Swaayatt Robots removes the need for network and carrier companies to be part of the connected car ecosystem. Each car can drive by itself thanks to an onboard computer communicating to the onboard cameras through a LAN and making all the self-drive decisions.
Ingenuity does not announce itself. It always arrives when people least expect it.
When you meet Sanjeev Sharma, the founder of Swaayatt Robots, what impresses you is his deep knowledge of all things tech.
Having worked with world-renowned artificial intelligence (AI) experts like Zvi Shiller in Israel, and Richard Sutton in Canada, Sanjeev returned home in 2014 believing he could build a product company in India.
He realised that driving on Indian roads was a drudgery because of the traffic. While his peers wanted to focus on IoT solutions for cars for predictive and prescriptive maintenance, Sanjeev used his experience from working with the globe's best to build a connected car stack.
Those of you reading this may be thinking, when the global automobile biggies, like Volkswagen, Toyota and General Motors are working with some of the most renowned tech companies like Cisco and Intel to build connected car modules along with carrier services like Telstra and AT&T, what chance does a homegrown company have?
Swaayatt's technology makes a game-changing point. It removes the need for network and carrier companies to be part of the connected car ecosystem. So the incumbent theory that you need a consortium of network companies, mobile carriers, operating system companies, and automobile companies is thrown out of the window.
With Swaayatt, each car can drive by itself thanks to an onboard computer communicating to the onboard cameras through a LAN and making all the self-drive decisions. By doing so, the costs of the car drop significantly. Say if you paid Rs 67 lakh for the Tesla, let's drop the cost by a third, and that makes the difference. “We have tested the car in Bhopal and it drives by itself at 35 km per hour and in highways with an increased speed of up to 40km,” says Sanjeev.
No wonder Swaayatt is part of YourStory's Tech30.
Sanjeev is a graduate of IIT-Rourkee from the 2011 batch and has lived and breathed tech. “My father and mother encouraged me to learn what I loved,” he says.
In fact, his father supported him financially when he returned from the University of Alberta, Canada in 2014 to build a connected vehicle.
It all started with a 9-year-old Mahindra Bolero picked off from the pre-owned market. It took Sanjeev a good three years to train the vehicle and test it. It can recognise every object thanks to the 21 algorithms that work on speed, motion sensing, and the computer that is programmed to read known and unknown environments. “It a drive by wire system and I want to take this to automobile OEMs,” he says.

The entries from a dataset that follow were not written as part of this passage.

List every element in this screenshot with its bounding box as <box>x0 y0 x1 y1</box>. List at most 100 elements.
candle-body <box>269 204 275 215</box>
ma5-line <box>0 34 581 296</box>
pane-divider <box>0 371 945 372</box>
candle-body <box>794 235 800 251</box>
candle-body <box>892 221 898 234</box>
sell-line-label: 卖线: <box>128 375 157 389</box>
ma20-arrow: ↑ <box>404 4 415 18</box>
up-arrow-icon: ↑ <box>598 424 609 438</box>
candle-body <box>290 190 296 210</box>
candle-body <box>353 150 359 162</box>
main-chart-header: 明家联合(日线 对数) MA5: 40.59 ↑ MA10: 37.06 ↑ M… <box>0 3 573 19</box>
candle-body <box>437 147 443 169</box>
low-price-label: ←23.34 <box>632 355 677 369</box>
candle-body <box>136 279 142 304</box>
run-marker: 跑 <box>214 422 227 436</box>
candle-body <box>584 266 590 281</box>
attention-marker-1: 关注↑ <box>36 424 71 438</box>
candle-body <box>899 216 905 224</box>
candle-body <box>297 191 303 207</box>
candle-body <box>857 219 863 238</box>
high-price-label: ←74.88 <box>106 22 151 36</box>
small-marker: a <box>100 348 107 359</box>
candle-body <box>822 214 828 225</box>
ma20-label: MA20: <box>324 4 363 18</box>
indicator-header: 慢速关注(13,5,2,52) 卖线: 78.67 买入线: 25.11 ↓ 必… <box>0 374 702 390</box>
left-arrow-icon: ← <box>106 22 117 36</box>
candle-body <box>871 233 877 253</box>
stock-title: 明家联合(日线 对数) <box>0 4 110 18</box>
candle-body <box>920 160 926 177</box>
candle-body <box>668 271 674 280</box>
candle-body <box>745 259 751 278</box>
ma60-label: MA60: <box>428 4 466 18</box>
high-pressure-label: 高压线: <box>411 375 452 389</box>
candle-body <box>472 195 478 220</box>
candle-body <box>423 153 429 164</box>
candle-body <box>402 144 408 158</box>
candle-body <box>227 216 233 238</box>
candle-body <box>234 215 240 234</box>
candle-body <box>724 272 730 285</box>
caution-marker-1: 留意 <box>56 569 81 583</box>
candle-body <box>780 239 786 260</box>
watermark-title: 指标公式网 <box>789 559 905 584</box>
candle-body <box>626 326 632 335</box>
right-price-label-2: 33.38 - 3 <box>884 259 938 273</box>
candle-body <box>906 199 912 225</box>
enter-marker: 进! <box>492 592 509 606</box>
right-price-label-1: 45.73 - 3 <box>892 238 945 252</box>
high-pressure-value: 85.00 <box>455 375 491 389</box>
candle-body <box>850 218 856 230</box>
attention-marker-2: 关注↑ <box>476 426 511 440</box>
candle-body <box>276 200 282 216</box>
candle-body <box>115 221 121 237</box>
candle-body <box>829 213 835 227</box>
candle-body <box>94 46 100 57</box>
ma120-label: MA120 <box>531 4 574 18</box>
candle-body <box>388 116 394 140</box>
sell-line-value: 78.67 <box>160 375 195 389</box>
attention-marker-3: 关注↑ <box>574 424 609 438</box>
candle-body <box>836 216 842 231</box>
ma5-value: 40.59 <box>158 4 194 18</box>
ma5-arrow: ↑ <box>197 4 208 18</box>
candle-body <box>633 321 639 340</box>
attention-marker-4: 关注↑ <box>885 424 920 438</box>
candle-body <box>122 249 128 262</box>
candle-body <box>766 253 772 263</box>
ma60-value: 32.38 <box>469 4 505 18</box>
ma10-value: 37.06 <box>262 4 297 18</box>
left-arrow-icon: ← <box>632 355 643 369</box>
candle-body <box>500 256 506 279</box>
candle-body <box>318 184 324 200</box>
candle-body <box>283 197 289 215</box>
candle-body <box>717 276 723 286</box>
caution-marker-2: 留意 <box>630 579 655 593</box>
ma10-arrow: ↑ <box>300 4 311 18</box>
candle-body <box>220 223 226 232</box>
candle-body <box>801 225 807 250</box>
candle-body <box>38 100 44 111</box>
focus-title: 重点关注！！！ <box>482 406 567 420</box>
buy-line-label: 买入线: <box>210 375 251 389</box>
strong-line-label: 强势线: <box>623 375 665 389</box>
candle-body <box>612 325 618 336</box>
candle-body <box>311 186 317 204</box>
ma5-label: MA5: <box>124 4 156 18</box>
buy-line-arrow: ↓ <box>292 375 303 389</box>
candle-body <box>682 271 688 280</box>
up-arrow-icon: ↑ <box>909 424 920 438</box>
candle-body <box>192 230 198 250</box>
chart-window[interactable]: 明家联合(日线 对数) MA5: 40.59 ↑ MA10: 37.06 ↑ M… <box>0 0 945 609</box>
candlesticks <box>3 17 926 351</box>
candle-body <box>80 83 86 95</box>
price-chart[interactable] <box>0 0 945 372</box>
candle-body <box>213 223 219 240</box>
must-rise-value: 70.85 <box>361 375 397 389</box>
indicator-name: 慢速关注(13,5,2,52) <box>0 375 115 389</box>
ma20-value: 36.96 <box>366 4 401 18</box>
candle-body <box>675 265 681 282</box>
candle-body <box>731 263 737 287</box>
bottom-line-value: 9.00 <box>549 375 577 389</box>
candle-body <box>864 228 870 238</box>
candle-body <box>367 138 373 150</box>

The 29-year-old believes the Indian automobile manufacturers can benefit from having a homemade system that is powerful and scalable. In contrast, automobile OEMs like the Tatas and Mahindras work with Bosch and Continental to develop such systems. The cost is so high that only high-end cars costing Rs 1 crore onward have some drive-by-wire features.
If a Bhopal-based startup can build a connected car for under Rs 40 lakh then the system should truly be replicated in all cars in the country. However there is a caveat here, the startup’s system is yet to be certified and approved by the ARAI, a regulator that tests and certifies all automotive components for safety.
Perhaps it's time for OEMs to support such tech. Sanjeev is yet to take the tech commercial and is in need of support to scale the business. Currently, he operates only with a five-member team.
By 2020, there will be a quarter billion connected vehicles on the road, enabling new in-vehicle services and automated driving capabilities, according to Gartner.
During the next five years, the proportion of new vehicles equipped with this capability will increase dramatically, making connected cars a major element of the Internet of Things (IoT).
“The connected car is already a reality, and in-vehicle wireless connectivity is rapidly expanding from luxury models and premium brands to high-volume midmarket models,” says James F. Hines, research director at Gartner. “The increased consumption and creation of digital content within the vehicle will drive the need for more sophisticated infotainment systems, creating opportunities for application processors, graphics accelerators, displays and human-machine interface technologies,” says Hines.